Bakan Yerlikaya'nın konuşmasından bazı satır başları şöyle:

"Merhum Adnan Menderes’in manevi huzurunda, 27 Mayıs’ın, 12 Eylül’ün, 15 Temmuz’u; Tüm darbe, ihanet ve kalkışmalarının karşısında Dimdik durduğumuzu tüm dünyaya ilan ediyoruz. Bu hain saldırılar,

Sadece iktidar hırsıyla hareket eden cuntacıların basit bir kalkışması değildi. Milletimizin istiklal ve istikbaline; Devletimizin bekasına kurulmuş pusulardı. Ülkemiz ne zaman ilerleme istikametine girse, kirli ve karanlık odaklar harekete geçti ve piyonlarını sahneye sürdü hep. İşte Merhum Adnan Menderes dönemi…

Tek Parti rejiminden sonra 1950 yılında,‘’Yeter Söz Milletin!’’ diyerek iktidara gelen Demokrat Parti; çok kısa bir zaman içinde, büyük ekonomik kalkınma hamlelerin altına imzasını attı. Tarımda makineleşme reformu gerçekleşti, Üretim arttı. Altyapı, ulaştırma, enerji ve reel sektör yatırımlarıylabu dönemde Türkiye ortalama 7,8 büyüdü.

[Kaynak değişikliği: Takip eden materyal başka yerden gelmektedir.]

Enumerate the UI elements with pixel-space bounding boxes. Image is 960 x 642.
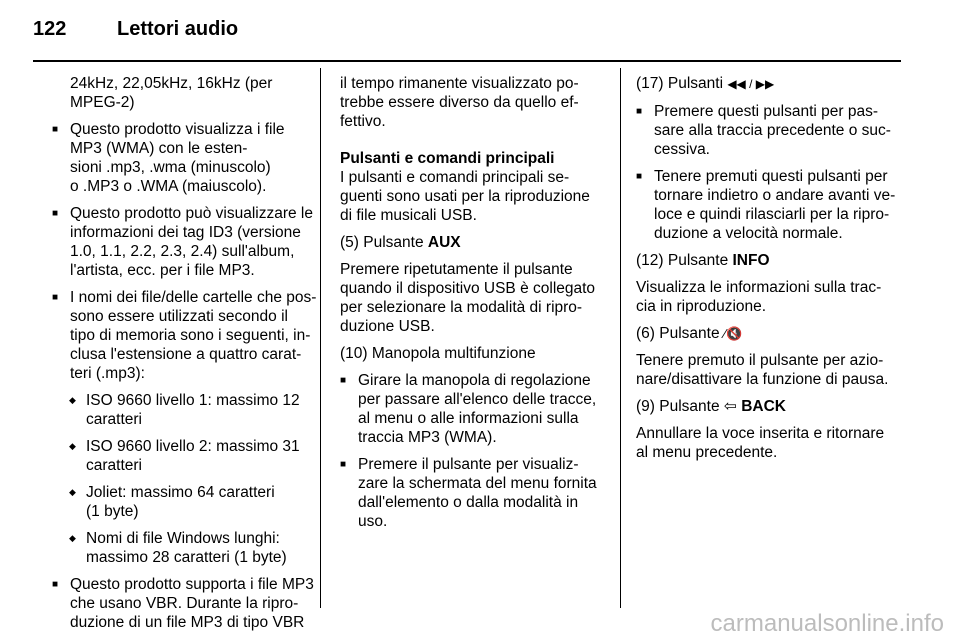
section-heading: Pulsanti e comandi principali <box>340 150 555 167</box>
bullet-item: ■ Questo prodotto supporta i file MP3 che usano VBR. Durante la ripro- duzione di un file MP3 di tipo VBR <box>52 575 310 632</box>
header-rule <box>33 60 901 62</box>
pause-mute-icon: ⁄🔇 <box>723 326 743 341</box>
bullet-item: ■ Questo prodotto visualizza i file MP3 (WMA) con le esten- sioni .mp3, .wma (minuscolo) o .MP3 o .WMA (maiuscolo). <box>52 120 310 196</box>
continued-text: il tempo rimanente visualizzato po- trebbe essere diverso da quello ef- fettivo. <box>340 75 579 130</box>
page-title: Lettori audio <box>117 18 239 40</box>
back-button-label: (9) Pulsante ⇦ BACK <box>636 398 786 415</box>
column-2 <box>340 74 608 539</box>
back-arrow-icon: ⇦ <box>723 398 737 415</box>
bullet-item: ■ Premere questi pulsanti per pas- sare alla traccia precedente o suc- cessiva. <box>636 102 906 159</box>
sub-bullet-item: ◆ ISO 9660 livello 2: massimo 31 caratteri <box>52 437 310 475</box>
aux-description: Premere ripetutamente il pulsante quando il dispositivo USB è collegato per selezionare la modalità di ripro- duzione USB. <box>340 261 596 335</box>
skip-icons: ◀◀ / ▶▶ <box>727 77 775 91</box>
bullet-item: ■ Premere il pulsante per visualiz- zare la schermata del menu fornita dall'elemento o dalla modalità in uso. <box>340 455 608 531</box>
intro-text: I pulsanti e comandi principali se- guenti sono usati per la riproduzione di file musicali USB. <box>340 169 590 224</box>
column-1 <box>52 74 317 640</box>
bullet-item: ■ I nomi dei file/delle cartelle che pos- sono essere utilizzati secondo il tipo di memoria sono i seguenti, in- clusa l'estensione a quattro carat- teri (.mp3): <box>52 288 310 383</box>
skip-buttons-label: (17) Pulsanti ◀◀ / ▶▶ <box>636 75 775 92</box>
knob-label: (10) Manopola multifunzione <box>340 345 536 362</box>
info-description: Visualizza le informazioni sulla trac- cia in riproduzione. <box>636 279 882 315</box>
sub-bullet-item: ◆ ISO 9660 livello 1: massimo 12 caratteri <box>52 391 310 429</box>
pause-description: Tenere premuto il pulsante per azio- nare/disattivare la funzione di pausa. <box>636 352 889 388</box>
back-description: Annullare la voce inserita e ritornare al menu precedente. <box>636 425 885 461</box>
page-header <box>33 14 913 48</box>
bullet-item: ■ Girare la manopola di regolazione per passare all'elenco delle tracce, al menu o alle informazioni sulla traccia MP3 (WMA). <box>340 371 608 447</box>
bullet-item: ■ Tenere premuti questi pulsanti per tornare indietro o andare avanti ve- loce e quindi rilasciarli per la ripro- duzione a velocità normale. <box>636 167 906 243</box>
page-number: 122 <box>33 18 67 40</box>
info-button-label: (12) Pulsante INFO <box>636 252 770 269</box>
column-divider <box>320 68 321 608</box>
aux-button-label: (5) Pulsante AUX <box>340 234 461 251</box>
column-3 <box>636 74 906 470</box>
pause-button-label: (6) Pulsante ⁄🔇 <box>636 325 743 342</box>
continued-text: 24kHz, 22,05kHz, 16kHz (per MPEG-2) <box>70 75 273 111</box>
watermark: carmanualsonline.info <box>710 610 944 637</box>
sub-bullet-item: ◆ Nomi di file Windows lunghi: massimo 28 caratteri (1 byte) <box>52 529 310 567</box>
bullet-item: ■ Questo prodotto può visualizzare le informazioni dei tag ID3 (versione 1.0, 1.1, 2.2, 2.3, 2.4) sull'album, l'artista, ecc. per i file MP3. <box>52 204 310 280</box>
sub-bullet-item: ◆ Joliet: massimo 64 caratteri (1 byte) <box>52 483 310 521</box>
column-divider <box>620 68 621 608</box>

Bacası tüten,İstihdam sağlayan yeni fabrikalar, Sulama barajları, Termik santraller, Limanlar, havalimanları ve Günümüzde de varlığını sürdüren kamu iktisadi kuruluşları faaliyete başladı.

1950-1960 yılları arasında 14 bin kilometrelik karayolu, 30 bin kilometrelik köy yolu yapıldı. SEKA yeniden yapılandırıldı, Vakıfbank kuruldu, Türkiye Petrolleri Anonim Ortaklığı kuruldu. DSİ, Et ve Balık Kurumu, Türkiye Kömür İşletmeleri, Devlet Malzeme Ofisi, Demir-Çelik İşletmeleri Genel Müdürlüğü ve daha nice büyük işletme kuruldu.

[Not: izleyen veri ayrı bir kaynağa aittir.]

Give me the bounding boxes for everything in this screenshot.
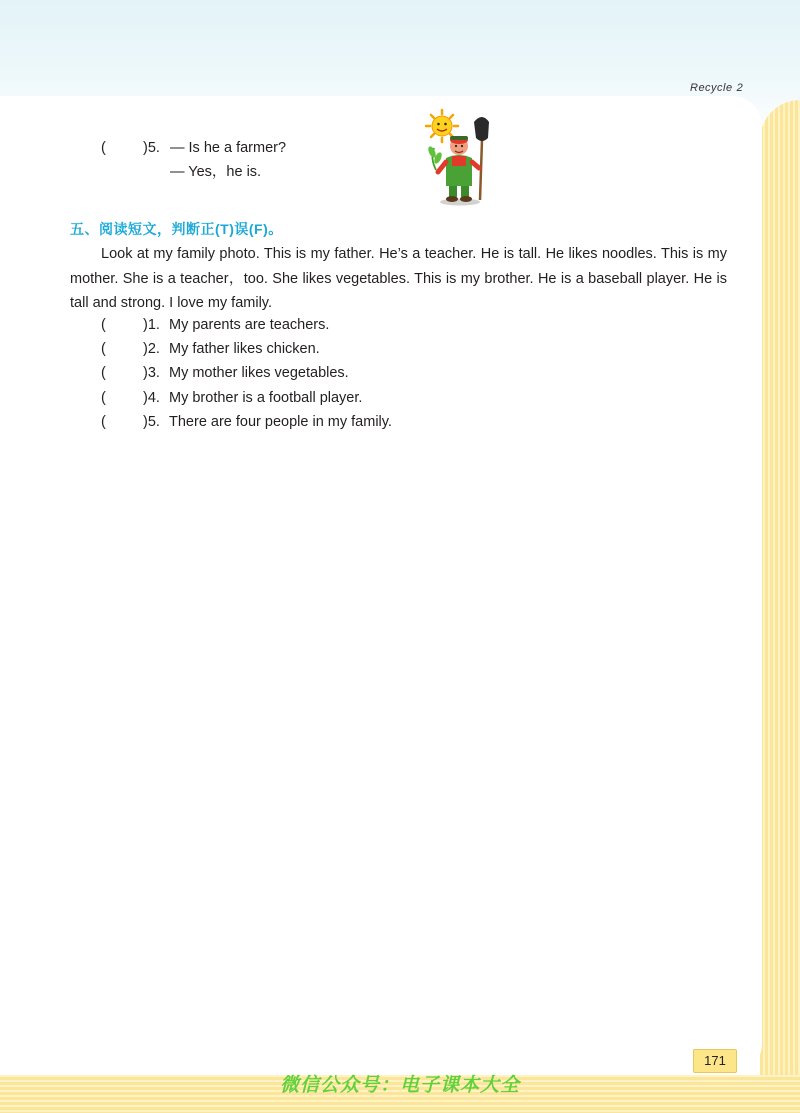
page-number: 171 xyxy=(693,1049,737,1073)
item-text: My father likes chicken. xyxy=(169,341,320,357)
section-title: 五、阅读短文，判断正(T)误(F)。 xyxy=(70,221,283,237)
page-edge-right xyxy=(760,100,800,1113)
spade-icon xyxy=(474,117,489,200)
item-number: )5. xyxy=(143,414,160,430)
item-text: My mother likes vegetables. xyxy=(169,365,349,381)
unit-header xyxy=(690,82,743,94)
gardener-figure xyxy=(438,136,480,206)
answer-text: — Yes，he is. xyxy=(170,164,262,180)
question-text: — Is he a farmer? xyxy=(170,140,287,156)
item-number: )1. xyxy=(143,317,160,333)
item-number: )3. xyxy=(143,365,160,381)
question-number: )5. xyxy=(143,140,160,156)
item-text: There are four people in my family. xyxy=(169,414,392,430)
item-number: )4. xyxy=(143,390,160,406)
watermark: 微信公众号：电子课本大全 xyxy=(279,1075,520,1096)
reading-passage: Look at my family photo. This is my father. He’s a teacher. He is tall. He likes noodles. This is my mother. She is a teacher，too. She likes vegetables. This is my brother. He is a baseball player. He is tall and strong. I love my family. xyxy=(70,246,727,311)
answer-paren-open: ( xyxy=(101,365,106,381)
answer-paren-open: ( xyxy=(101,414,106,430)
item-text: My parents are teachers. xyxy=(169,317,330,333)
item-number: )2. xyxy=(143,341,160,357)
unit-header-label: Recycle xyxy=(690,82,733,94)
prev-answer-row xyxy=(170,163,261,181)
answer-paren-open: ( xyxy=(101,317,106,333)
unit-header-number: 2 xyxy=(736,82,744,94)
answer-paren-open: ( xyxy=(101,341,106,357)
gardener-illustration xyxy=(422,108,496,208)
answer-paren-open: ( xyxy=(101,390,106,406)
answer-paren-open: ( xyxy=(101,140,106,156)
item-text: My brother is a football player. xyxy=(169,390,363,406)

İş yeri sayısı 23 binden 73 bine; Çalışan sayısı 223 binden, 582 bine yükseldi. Peki sonra ne oldu? Önce 27 Mayıs, Ardından Türk demokrasisine kara bir leke olarak geçen Yassıada günleri... Yassıada mahkemelerinde, insanlık onuru ayaklar altına alındı.

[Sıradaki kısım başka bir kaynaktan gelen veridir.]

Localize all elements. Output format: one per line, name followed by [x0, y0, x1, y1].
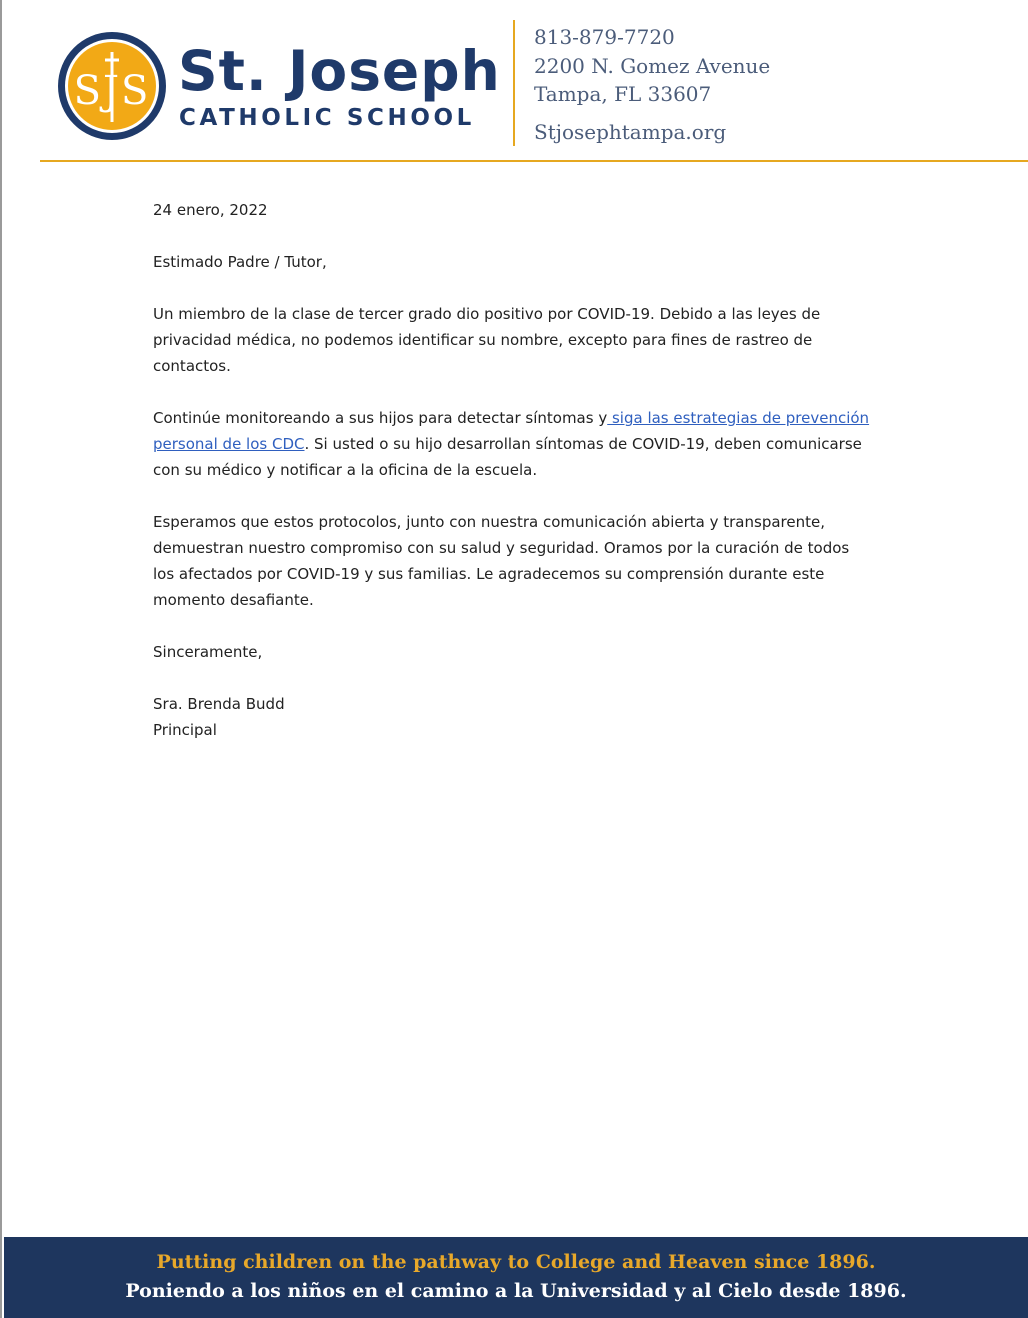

Aralarından bakanların, milletvekillerinin, Komutanların ve bürokratların olduğu 592 kişi, 11 ay boyunca yargılandı. Her biri hücrelerde, zindanlarda tutuldu; Yaşananlar sadece demokrasi adına değil, Adalet adına da, İnsanlık adına da utanç vericiydi. 15 ay Yassıada’da tutuklu kalan Şair Faruk Nafiz Çamlıbel,‘’Zindan Duvarları’’nı dizelerinde şöyle anlatıyordu:

‘’Bilmiyor gülmeyi sakinlerinin binde biri,

Bir vatan derdi birikmiş bir avuçluk karada,

Kuşu hicran getirir, dalgası hüsran götürür,

Mavi bir gölde elem katrasıdır Yassıada.’’

Eski Türkiye’nin yaslı adası olarak bilinen, karanlık günlerin Yassıada’sı; Cumhurbaşkanımız Sayın Recep Tayyip Erdoğan tarafından 10 yıl önce, Demokrasi ve Özgürlükler Adası haline getirildi. Milletimizin, Devletimizin, Demokrasimizin, Hangi badirelerden geçerek bugünlere geldiğinin, Bir şahidi,  bir ibret vesikası olarak duruyor şimdi.

Türkiye Cumhuriyeti Devleti çok büyük, çok güçlü bir devlettir. 2.200 yıllık devlet geleneğine sahip bu Aziz Millet, Yolunu bulan bir nehir gibi, Zor zamanlarda  Hep doğrunun ve haklının yanında olmasını bilmiştir.

Türkiye,  Cumhurbaşkanımızın liderliğinde darbelere geçit vermeyen, demokrasiye ölümüne sahip çıkan bir ülkedir artık."